In the absence of trials that evaluate the direct effect of hyperventilation on patient outcomes, we have constructed a causal pathway to link hyperventilation with intermediate endpoints known to be associated with outcome. Independent of hyperventilation, CBF can drop dangerously low in the first hours following severe TBI. The introduction of hyperventilation could further decrease CBF, contributing to the likelihood of ischemia. The relationship between hyperventilation and metabolism, as well as cerebral oxygen extraction, is less clear. The one study that evaluated patient outcomes strongly suggests that hyperventilation be avoided for certain patient subgroups.

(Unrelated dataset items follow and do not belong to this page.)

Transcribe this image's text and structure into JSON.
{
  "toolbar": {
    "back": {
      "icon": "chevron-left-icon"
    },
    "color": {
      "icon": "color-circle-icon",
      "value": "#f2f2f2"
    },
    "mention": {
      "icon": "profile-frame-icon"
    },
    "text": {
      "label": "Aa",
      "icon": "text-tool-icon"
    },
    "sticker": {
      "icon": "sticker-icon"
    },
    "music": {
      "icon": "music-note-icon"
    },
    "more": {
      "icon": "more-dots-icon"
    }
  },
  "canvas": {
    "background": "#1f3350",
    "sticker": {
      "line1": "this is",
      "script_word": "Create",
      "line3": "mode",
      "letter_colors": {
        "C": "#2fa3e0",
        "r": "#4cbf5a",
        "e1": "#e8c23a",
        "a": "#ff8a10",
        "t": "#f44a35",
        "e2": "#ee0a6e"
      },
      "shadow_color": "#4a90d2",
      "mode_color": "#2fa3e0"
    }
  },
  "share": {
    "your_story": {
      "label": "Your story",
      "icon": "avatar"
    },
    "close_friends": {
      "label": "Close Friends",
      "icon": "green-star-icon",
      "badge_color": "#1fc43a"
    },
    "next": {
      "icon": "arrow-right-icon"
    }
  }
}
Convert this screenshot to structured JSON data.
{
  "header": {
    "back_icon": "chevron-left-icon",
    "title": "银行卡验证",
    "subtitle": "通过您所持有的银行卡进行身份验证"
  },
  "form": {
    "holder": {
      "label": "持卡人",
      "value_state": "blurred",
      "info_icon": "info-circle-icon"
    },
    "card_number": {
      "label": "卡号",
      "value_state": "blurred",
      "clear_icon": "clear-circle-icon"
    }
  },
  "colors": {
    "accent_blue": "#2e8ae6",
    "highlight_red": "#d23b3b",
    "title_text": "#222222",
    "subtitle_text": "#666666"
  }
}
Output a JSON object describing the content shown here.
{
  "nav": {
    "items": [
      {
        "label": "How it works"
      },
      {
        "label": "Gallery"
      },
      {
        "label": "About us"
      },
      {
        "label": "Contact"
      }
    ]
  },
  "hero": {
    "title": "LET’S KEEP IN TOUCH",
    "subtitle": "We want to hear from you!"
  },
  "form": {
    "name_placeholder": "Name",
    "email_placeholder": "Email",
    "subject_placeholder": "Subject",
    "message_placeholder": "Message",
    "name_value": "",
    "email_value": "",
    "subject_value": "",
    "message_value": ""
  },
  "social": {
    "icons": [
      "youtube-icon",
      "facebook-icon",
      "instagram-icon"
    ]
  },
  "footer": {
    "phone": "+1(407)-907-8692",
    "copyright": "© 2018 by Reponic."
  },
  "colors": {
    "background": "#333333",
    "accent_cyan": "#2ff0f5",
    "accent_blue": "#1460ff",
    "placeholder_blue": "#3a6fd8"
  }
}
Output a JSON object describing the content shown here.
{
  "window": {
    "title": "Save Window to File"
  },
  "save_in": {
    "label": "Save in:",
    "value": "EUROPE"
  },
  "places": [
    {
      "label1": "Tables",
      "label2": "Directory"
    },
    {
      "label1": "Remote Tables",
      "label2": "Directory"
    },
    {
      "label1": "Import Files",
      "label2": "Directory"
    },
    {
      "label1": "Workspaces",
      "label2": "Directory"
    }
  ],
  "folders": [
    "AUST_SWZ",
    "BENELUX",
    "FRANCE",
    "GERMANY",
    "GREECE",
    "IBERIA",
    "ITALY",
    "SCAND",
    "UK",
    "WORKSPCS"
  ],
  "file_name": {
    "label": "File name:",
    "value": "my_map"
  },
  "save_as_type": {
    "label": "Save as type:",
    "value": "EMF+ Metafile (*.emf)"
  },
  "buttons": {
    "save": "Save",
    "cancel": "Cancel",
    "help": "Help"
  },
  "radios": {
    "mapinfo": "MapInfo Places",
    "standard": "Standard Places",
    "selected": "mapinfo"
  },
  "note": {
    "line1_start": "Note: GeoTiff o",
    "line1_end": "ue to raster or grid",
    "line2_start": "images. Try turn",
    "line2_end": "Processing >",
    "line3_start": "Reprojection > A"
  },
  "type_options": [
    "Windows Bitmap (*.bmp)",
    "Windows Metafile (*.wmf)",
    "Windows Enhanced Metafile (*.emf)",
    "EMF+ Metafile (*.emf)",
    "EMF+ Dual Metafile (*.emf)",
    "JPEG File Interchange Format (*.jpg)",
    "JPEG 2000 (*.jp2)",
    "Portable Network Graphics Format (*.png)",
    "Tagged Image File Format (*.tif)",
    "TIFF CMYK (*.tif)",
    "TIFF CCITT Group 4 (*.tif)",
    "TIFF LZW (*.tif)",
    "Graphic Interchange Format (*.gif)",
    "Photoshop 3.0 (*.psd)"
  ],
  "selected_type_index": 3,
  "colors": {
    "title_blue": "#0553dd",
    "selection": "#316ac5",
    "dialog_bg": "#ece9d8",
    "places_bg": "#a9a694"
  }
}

The causal link between hyperventilation and intermediate endpoints, and the subsequent relationship between those endpoints and patient outcomes, needs to be clearly specified. Further RCTs need to be conducted in the following areas:

• How does short-term hyperventilation affect outcome?
• The effect of moderate hyperventilation in specific subgroups of patients.
• Critical levels of PaCO₂/CBF and outcome.